Bentuk Nilai (Value Form atau Form of Value): Bagian 1

TOPIK ini, didedikasikan Marx untuk mendiskusikan tentang asal-usul munculnya uang (money). Tetapi, di sini ia tidak berbicara sejarah kemunculan uang, misalnya dari sistem barter, uang metal atau koin, emas, uang kertas, hingga uang elektronik seperti yang kita kenal sekarang ini. Apa yang ingin dijelaskannya adalah sejarah perkembangan dalam kaitannya dengan perkembangan hubungan konseptual dalam sistem kapitalisme. Misalnya, hubungan antara ‘bentuk sederhana dari nilai/simple form of value’ dan ‘bentuk uang/money form’ yang dominan dalam sistem kapitalisme (Heinrich, 2012:56). Karena itu, ia tidak memaksudkan penjabarannya ini untuk meyakinkan kita bahwa uang merupakan alat yang paling mumpuni untuk mengatasi keterbatasan dari pertukaran dalam bentuk barter, sebagaimana yang diajarkan kepada kita selama ini.
Mengikuti penjelasan Marx tentang topik ini, kita seperti diajak untuk berenang lebih dalam di lautan dialektika hubungan antara nilai-guna (use-value) -→ nilai (value) –→ dan nilai-tukar (exchange-value), atau hubungan dialektik antara relasi sosial yang tidak tampak (immaterial) dengan benda-benda yang tampak (material).

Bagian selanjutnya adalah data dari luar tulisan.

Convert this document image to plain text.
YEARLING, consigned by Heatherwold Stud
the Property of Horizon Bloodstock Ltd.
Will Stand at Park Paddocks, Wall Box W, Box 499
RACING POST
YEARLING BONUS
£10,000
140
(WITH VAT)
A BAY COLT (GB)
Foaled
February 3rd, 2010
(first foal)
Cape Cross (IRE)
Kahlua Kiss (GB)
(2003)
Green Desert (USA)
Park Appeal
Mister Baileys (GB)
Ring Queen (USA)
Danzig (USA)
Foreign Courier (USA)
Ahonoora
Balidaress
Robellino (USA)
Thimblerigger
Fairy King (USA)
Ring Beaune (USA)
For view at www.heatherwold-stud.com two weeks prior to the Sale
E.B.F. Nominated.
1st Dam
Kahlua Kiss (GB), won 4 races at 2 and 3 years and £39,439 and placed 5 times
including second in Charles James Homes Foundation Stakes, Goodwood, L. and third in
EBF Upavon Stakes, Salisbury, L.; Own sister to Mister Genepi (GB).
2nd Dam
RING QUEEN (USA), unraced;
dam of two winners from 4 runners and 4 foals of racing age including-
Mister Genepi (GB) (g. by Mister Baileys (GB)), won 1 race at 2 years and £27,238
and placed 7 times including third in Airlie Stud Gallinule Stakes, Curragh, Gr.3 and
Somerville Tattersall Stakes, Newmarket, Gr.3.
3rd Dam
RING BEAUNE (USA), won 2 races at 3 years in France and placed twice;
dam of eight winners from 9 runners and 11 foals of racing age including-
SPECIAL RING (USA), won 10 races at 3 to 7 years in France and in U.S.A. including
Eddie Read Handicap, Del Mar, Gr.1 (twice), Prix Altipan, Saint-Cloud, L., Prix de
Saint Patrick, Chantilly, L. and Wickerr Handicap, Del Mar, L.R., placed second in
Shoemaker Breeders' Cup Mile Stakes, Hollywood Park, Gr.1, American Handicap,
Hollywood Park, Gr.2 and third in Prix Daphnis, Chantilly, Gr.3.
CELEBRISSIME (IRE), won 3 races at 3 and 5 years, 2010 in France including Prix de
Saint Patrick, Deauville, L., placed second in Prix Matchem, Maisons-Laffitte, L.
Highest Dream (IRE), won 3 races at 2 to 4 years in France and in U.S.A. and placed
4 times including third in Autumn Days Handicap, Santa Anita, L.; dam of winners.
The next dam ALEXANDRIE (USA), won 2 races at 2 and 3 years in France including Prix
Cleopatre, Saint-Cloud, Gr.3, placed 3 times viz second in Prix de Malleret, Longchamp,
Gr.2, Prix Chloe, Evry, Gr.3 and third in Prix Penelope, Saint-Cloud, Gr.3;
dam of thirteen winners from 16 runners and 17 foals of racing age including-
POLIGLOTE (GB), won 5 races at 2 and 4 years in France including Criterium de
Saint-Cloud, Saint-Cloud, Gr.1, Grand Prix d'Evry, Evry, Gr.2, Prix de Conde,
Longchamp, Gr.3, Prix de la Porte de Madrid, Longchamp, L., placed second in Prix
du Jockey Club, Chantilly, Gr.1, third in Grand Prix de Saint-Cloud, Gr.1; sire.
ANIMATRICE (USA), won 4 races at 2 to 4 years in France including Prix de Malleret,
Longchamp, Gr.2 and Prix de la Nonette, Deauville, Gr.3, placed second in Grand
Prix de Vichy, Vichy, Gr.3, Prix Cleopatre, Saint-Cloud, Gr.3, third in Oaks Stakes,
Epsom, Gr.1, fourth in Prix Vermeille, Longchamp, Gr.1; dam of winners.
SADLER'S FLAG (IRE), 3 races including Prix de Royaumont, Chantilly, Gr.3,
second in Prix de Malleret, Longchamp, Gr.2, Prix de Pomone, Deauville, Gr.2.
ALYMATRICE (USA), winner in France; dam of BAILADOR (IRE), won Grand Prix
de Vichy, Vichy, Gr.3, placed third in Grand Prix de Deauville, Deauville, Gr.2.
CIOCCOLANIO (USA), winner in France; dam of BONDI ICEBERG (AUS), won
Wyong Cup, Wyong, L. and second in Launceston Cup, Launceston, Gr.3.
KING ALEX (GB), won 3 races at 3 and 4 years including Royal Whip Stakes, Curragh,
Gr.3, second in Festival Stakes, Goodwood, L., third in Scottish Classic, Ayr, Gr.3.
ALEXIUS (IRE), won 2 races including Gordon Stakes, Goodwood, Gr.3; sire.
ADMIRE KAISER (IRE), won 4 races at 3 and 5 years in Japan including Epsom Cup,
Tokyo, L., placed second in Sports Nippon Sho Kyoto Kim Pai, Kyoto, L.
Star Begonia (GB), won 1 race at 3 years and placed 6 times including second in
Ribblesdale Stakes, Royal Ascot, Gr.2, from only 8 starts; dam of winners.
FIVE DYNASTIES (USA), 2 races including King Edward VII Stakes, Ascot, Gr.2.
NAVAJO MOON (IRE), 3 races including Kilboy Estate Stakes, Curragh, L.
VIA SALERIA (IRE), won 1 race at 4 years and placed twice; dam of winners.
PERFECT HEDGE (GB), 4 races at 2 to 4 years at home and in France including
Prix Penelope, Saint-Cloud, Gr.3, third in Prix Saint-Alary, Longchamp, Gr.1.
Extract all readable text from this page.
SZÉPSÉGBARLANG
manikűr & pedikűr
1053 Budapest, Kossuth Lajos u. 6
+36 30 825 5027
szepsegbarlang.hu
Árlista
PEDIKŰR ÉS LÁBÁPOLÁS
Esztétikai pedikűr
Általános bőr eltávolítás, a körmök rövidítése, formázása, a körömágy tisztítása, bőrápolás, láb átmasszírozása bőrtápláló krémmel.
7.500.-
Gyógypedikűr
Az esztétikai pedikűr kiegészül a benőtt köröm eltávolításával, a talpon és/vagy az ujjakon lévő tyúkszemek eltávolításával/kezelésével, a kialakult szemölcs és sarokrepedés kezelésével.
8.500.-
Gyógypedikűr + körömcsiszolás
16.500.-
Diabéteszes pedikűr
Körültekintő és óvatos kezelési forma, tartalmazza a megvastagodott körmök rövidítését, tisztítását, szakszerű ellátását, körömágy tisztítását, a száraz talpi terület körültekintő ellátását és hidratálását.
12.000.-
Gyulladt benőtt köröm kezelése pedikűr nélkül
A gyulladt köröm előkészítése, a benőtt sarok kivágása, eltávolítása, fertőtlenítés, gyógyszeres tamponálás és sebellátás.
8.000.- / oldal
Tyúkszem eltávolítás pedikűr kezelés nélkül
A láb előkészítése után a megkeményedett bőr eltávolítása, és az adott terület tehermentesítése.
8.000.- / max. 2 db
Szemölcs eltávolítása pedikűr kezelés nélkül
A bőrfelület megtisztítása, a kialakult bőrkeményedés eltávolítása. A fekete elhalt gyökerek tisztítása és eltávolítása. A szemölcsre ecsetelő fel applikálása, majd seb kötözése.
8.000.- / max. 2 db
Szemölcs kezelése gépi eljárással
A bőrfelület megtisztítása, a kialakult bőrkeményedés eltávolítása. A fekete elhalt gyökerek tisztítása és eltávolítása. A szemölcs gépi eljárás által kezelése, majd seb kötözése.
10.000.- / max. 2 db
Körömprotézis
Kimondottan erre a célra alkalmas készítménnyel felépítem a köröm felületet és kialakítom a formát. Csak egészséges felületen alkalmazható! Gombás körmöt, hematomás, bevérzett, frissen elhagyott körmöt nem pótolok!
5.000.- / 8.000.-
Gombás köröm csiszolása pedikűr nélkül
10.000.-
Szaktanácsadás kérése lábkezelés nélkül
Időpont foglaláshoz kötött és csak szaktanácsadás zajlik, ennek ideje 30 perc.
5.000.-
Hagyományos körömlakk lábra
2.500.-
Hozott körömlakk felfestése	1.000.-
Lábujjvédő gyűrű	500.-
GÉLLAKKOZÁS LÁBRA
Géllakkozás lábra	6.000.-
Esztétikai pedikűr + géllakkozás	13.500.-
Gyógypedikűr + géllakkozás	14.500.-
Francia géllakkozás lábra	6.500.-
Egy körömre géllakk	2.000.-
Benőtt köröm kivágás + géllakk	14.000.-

Filsuf Paul Mattick Jr. (Moseley, 1993) mengatakan, di bagian ini sangat terasa bagaimana Marx begitu terpengaruh oleh Hegel, khususnya berkaitan dengan metode presentasinya dari yang tampak (appearance) menuju yang esensial (essence) dan kembali lagi ke bentuknya yang tampak (appearance). Dengan metode ini, Marx mengatakan bahwa bentuk uang adalah sesuatu yang muncul dari dalam logika kapitalis itu sendiri, bukan sesuatu yang datang dari luar atau terpisah darinya, seperti yang disimpulkan David Ricardo.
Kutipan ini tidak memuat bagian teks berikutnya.